The Obit For Richard Powell


Former Negro League Exec Dies at 92
 
The Associated Press
 
02/06/04 18:12 EST
 
GLENWOOD, Md. (AP) - Richard Dennis Powell, general manager of a Negro League team in Baltimore, has died. He was 92.
 
Powell died of cancer Tuesday at his daughter's home, The (Baltimore) Sun reported Friday. He was the business and general manager of Baltimore's Elite Giants, who produced major league All-Stars Roy Campanella and Joe Black.
 
The Elite Giants - pronounced ``Ee-light'' with a Southern twang - were one of black baseball's most popular teams in the 1930s and 1940s.
 
``Incredibly over the years, he was the managerial force that kept the team in the league and doing well,'' James H. Bready, author of ``Baseball in Baltimore: The First 100 Years,'' told The Sun. ``He had an instinct for business as well as sports.
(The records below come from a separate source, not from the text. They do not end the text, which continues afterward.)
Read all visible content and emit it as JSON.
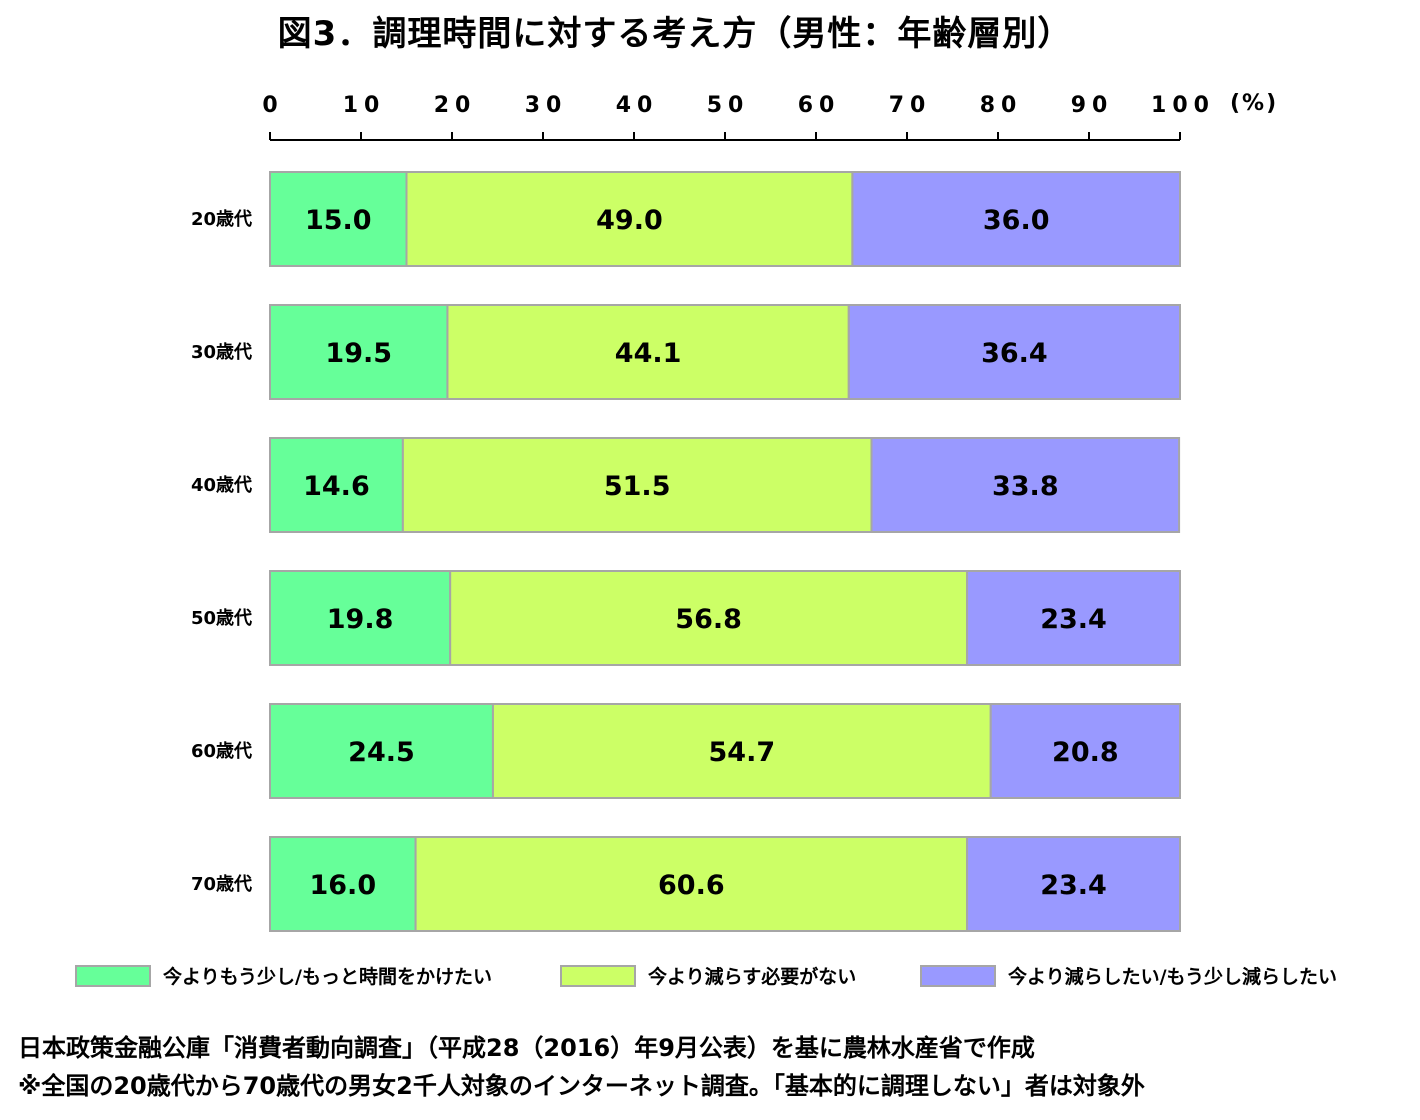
{
  "chart_data": {
    "type": "bar",
    "orientation": "horizontal",
    "stacked": true,
    "title": "図3．調理時間に対する考え方（男性：年齢層別）",
    "unit_label": "(%)",
    "xlim": [
      0,
      100
    ],
    "x_ticks": [
      "0",
      "10",
      "20",
      "30",
      "40",
      "50",
      "60",
      "70",
      "80",
      "90",
      "100"
    ],
    "grid": false,
    "legend_position": "bottom",
    "categories": [
      "20歳代",
      "30歳代",
      "40歳代",
      "50歳代",
      "60歳代",
      "70歳代"
    ],
    "series": [
      {
        "name": "今よりもう少し/もっと時間をかけたい",
        "color": "#66ff99",
        "values": [
          15.0,
          19.5,
          14.6,
          19.8,
          24.5,
          16.0
        ]
      },
      {
        "name": "今より減らす必要がない",
        "color": "#ccff66",
        "values": [
          49.0,
          44.1,
          51.5,
          56.8,
          54.7,
          60.6
        ]
      },
      {
        "name": "今より減らしたい/もう少し減らしたい",
        "color": "#9999ff",
        "values": [
          36.0,
          36.4,
          33.8,
          23.4,
          20.8,
          23.4
        ]
      }
    ]
  },
  "footnotes": {
    "source": "日本政策金融公庫「消費者動向調査」（平成28（2016）年9月公表）を基に農林水産省で作成",
    "note": "※全国の20歳代から70歳代の男女2千人対象のインターネット調査。「基本的に調理しない」者は対象外"
  }
}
He also had good people relationships that could hold a team together in those days.''
 
The Elite Giants won Negro National League championships in 1939 and '49. During the 1940s, their annual battles with the Homestead Grays were likened to the rivalry between the New York Yankees and Brooklyn Dodgers.
 
Powell was thought to be one of the last surviving executives of a Negro League team. He was said to be responsible for persuading owner ``Smiling'' Tom Wilson and business manager Vernon Green to move the Elite Giants from Washington to Baltimore in 1938.
 
Services will be held Monday at St. Mary the Virgin Episcopal Church, in Baltimore. In addition to his daughter, Barbara ``Babs'' Golden, Powell is survived by five granddaughters and four great-grandchildren.